Saindo todo mundo da sala, o último era o Distéfano que indicou o Aragão.
“Distéfano! Tu que conheces o Aragão, o que achas?” Perguntei quando ele saía.
Adivinha?
“Tá bom…"
No outro dia, sábado, por volta de 10 horas, o Goela foi me chamar para eu ir no fórum, porque o Aragão estava lá com o Distéfano porre, enrolado em uma rede, aparentemente sem nenhum arranhão, e a D. Justa já estava desmontando a casa, pelo que disseram!

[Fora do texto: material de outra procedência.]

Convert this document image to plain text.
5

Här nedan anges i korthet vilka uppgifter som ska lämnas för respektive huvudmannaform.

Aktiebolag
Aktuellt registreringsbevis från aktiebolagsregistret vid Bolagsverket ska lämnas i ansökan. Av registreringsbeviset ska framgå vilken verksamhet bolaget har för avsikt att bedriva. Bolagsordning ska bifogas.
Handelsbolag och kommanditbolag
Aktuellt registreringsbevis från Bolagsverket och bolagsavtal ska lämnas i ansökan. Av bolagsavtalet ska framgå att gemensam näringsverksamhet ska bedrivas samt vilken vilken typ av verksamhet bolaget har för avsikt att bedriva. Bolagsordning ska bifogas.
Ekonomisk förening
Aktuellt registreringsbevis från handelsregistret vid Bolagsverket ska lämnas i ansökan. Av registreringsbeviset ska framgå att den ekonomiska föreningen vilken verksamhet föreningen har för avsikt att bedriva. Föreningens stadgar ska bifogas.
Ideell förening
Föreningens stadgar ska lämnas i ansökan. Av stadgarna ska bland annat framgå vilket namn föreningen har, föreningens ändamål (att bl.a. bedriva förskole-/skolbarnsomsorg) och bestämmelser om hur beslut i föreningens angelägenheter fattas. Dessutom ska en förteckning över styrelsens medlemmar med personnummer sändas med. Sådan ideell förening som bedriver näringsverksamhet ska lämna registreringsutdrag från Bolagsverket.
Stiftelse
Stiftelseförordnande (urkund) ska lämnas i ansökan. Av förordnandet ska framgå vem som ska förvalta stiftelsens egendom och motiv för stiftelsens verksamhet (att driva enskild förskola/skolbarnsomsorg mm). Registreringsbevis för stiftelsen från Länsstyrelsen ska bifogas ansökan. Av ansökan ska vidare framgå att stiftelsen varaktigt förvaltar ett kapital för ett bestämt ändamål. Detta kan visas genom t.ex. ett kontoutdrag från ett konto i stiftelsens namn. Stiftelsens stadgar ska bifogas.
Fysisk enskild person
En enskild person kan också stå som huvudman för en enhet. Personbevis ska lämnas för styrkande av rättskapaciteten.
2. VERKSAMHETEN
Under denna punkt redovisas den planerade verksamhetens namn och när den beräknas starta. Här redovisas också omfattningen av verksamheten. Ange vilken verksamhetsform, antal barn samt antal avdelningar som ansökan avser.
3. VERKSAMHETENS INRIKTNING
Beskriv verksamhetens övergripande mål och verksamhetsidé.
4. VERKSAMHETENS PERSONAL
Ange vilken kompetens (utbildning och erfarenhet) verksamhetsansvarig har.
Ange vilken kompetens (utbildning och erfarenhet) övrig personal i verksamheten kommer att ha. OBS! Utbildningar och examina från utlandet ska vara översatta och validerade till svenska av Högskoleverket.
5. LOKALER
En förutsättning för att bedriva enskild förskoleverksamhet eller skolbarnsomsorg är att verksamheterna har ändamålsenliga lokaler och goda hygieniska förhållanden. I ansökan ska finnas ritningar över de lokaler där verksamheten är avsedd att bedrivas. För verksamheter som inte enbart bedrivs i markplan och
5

“Mas como foi isso?” Perguntei.
"Ah, doutor, falei com a Sandrinha Vira-Copo. Ela tava me devendo uma, porque eu aliviei um estelionato dela, uma vez”. (Fingi que não ouvi essa última parte!).
Como assim?
“Ontem foi sexta-feira, doutor. O Bédi ia no brega, e pedi pra Vira-Copo embebedar ele. Dito e feito. Embebedou. Quando chegamos lá, de manhã, ele tava porre dormindo. Trabalho deu, foi pra descer ele porre lá de cima. Mas enrolamos na rede que ele tava dormindo e descemos ele.”
"E o Macaquinho? Não deu trabalho?” Perguntei.
“Não, doutor. Nenhum. Foi só levar fruta!”
“Hein?”
…
Pois é. O apelido “Macaquinho”, não era porque subia rápido nas coisas. Era porque as primeiras vezes que foi apreendido, foi por tentar furtar bananas. E ele tava sempre com fome!